Wednesday, October 21, 2009

Slavery and the American Civil War

The American Civil War was the bloodiest conflict this nation has ever been involved in. Yet many people still don’t know why it was fought. Many are still under the misperception that it was fought over slavery. Talk about rewriting history. A short chronological timeline tells the truth.

Southern states began to secede from the United States in January 1861 after Lincoln’s election, but before he had been inaugurated. The southern states asked that the United States surrender the forts in the southern states, but President Buchanan refused. In response the southern troops seized them. The most famous of these was Fort Sumter, which was only under siege. Lincoln was inaugurated in March 1861.

On April 12, 1861 the southern troops fired on Fort Sumter to compel the fort commander’s surrender. This began the American Civil War. It’s interesting to note that 4 slave states remained in the Union. West Virginia was created out of the western counties of Virginia when Virginia seceded.

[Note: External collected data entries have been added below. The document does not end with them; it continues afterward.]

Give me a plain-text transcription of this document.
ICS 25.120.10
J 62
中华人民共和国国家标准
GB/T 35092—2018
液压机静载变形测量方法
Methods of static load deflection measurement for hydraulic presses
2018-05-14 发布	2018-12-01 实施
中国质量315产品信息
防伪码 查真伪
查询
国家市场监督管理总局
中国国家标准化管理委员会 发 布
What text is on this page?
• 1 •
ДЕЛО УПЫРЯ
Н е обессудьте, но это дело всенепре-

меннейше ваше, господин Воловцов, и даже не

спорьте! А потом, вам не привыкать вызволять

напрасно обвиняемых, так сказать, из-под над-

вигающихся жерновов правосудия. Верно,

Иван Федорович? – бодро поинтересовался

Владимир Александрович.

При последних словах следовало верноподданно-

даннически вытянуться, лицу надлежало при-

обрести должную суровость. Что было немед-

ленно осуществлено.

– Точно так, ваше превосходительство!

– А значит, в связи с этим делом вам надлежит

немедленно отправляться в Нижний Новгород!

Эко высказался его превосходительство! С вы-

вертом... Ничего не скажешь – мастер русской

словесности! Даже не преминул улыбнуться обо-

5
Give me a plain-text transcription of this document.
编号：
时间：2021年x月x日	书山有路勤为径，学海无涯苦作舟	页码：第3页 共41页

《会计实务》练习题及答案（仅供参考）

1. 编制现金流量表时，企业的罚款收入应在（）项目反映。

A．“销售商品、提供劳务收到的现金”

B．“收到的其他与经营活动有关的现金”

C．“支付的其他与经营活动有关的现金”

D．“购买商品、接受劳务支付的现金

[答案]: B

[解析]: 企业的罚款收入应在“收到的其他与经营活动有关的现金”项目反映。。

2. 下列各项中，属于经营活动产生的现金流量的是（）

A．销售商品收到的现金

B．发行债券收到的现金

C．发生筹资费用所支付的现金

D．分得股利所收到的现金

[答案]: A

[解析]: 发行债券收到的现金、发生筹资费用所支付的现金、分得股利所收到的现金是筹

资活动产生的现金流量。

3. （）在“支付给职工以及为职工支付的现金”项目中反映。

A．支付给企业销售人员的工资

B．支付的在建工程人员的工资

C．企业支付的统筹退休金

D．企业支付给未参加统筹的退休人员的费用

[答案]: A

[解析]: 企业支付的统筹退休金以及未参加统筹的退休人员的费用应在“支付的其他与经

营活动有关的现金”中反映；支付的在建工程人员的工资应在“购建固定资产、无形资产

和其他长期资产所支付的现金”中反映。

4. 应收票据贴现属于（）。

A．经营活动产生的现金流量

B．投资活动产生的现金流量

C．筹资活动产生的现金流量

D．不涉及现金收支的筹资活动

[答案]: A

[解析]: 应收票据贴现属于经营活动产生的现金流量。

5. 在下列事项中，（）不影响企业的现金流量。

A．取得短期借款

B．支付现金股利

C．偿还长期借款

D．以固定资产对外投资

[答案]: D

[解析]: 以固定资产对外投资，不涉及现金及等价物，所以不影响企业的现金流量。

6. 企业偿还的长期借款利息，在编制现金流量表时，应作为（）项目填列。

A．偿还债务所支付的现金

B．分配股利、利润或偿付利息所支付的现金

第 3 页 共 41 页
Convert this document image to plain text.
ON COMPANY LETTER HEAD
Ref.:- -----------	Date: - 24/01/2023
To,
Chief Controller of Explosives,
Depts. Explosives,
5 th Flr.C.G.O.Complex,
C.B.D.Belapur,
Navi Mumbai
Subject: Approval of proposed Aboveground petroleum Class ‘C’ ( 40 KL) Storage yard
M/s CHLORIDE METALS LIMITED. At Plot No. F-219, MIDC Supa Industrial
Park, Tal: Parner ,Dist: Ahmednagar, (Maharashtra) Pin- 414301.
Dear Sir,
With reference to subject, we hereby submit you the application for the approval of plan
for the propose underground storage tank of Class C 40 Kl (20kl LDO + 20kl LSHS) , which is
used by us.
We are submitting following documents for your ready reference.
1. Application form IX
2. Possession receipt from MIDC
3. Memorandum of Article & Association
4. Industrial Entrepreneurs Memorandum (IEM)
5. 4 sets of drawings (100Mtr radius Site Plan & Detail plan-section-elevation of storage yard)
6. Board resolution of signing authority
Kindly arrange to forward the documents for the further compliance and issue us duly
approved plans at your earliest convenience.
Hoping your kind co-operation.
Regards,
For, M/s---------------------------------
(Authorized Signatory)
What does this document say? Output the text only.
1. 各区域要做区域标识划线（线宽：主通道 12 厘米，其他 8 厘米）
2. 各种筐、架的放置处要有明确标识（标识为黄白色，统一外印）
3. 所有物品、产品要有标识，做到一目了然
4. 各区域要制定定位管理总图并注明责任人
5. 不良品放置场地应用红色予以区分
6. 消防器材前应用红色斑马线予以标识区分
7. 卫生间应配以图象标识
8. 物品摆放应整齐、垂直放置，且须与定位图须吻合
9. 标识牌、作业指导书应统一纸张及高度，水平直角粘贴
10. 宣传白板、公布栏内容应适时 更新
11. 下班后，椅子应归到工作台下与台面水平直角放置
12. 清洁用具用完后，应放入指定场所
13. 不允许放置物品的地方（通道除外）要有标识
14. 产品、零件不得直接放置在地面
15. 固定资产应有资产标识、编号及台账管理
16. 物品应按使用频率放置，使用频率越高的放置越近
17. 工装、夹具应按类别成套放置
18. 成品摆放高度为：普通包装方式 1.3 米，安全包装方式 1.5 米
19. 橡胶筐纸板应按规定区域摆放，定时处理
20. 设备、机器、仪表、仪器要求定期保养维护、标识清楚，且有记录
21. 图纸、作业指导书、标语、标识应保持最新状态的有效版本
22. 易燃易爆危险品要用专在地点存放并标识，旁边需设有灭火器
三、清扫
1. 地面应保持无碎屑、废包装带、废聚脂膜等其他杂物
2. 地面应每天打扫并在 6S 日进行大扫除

Abraham Lincoln’s Emancipation Proclamation wasn’t issued until January 1, 1863. This was 2 years AFTER the events at Fort Sumter. Even Abraham Lincoln’s much credited Emancipation Proclamation didn’t end slavery. He told his cabinet about it in July 1862, but he needed a victory on the battlefield to launch his plan. That victory came in September 1862 at Antietam. After the victory he announced that the Emancipation Proclamation would go into effect on January 1, 1863 and would apply to all slaves in Confederate territory UNLESS the southern states surrender. Southern lands already in the hands of the Union were exempt. Lincoln’s threat of ending slavery in the south was aimed at bringing a quick end to the war and not at freeing the slaves. Instead, the war dragged on for another 3 years.

In the summer of 1863 Congress instituted a draft in the Union. This caused riots in the streets. The most well known was in New York City where blacks were attacked and lynched in the streets. Apparently, the idea of being forced to fight to free slaves wasn’t very popular even in the northern states.

So, if the attack on Fort Sumter was credited with starting the American Civil War then how could the war have been caused by slavery? Abraham Lincoln was opposed to slavery, but he had also said during his campaign that he wasn’t going to abolish it.

That war was fought over state’s rights. The leadership in the southern states didn’t like the way they were being treated and several voted to leave the United States. The Federal government was counting slaves to determine taxes, but was ignoring them when it came to figuring out the number of representatives in Congress. The southern states formed their own central government called the Confederate States and they were determined to rule themselves. When they seceded they asked the Union troops to leave the forts, but they refused. This was the equivalent of a foreign army on their land. The people of those states and their state government’s didn’t consider themselves part of the United States anymore and they didn’t want the United States troops in their states. The Federal government ignored their wishes and chose to stay put. It was the desire of the southern states to exercise their independence from the United States that caused them to attack those forts.

The issue of slavery came along after the war had begun and after Lincoln had become President. It was a byproduct of the war, but certainly not the cause of it. The most ironic thing of all is that of those 4 slave states that remained in the Union the Emancipation Proclamation applied to none of them because they hadn’t seceded from the Union.

Congress passed the proposed 13th Amendment in January 1865. When Lincoln was assassinated in April 1865 the future amendment still hadn’t been ratified by enough states to become part of the U.S. Constitution. That didn’t happen until December 1865.

The American Civil War was fought over state’s rights and the side fighting for those rights lost the war. It’s a total rewrite of history to claim that the American Civil War was fought over slavery or that Abraham Lincoln ended slavery. Lincoln wasn’t even alive when slavery ended!
It must be pretty tough to explain to kids that the President of the United States decided that certain people couldn't be in control of their own destinies and rule themselves. It must be even tougher to explain that Lincoln only issued his Emancipation Proclamation as a threat to compel the southern states to surrender. That’s why children are taught that the American Civil War was fought over slavery instead of independence.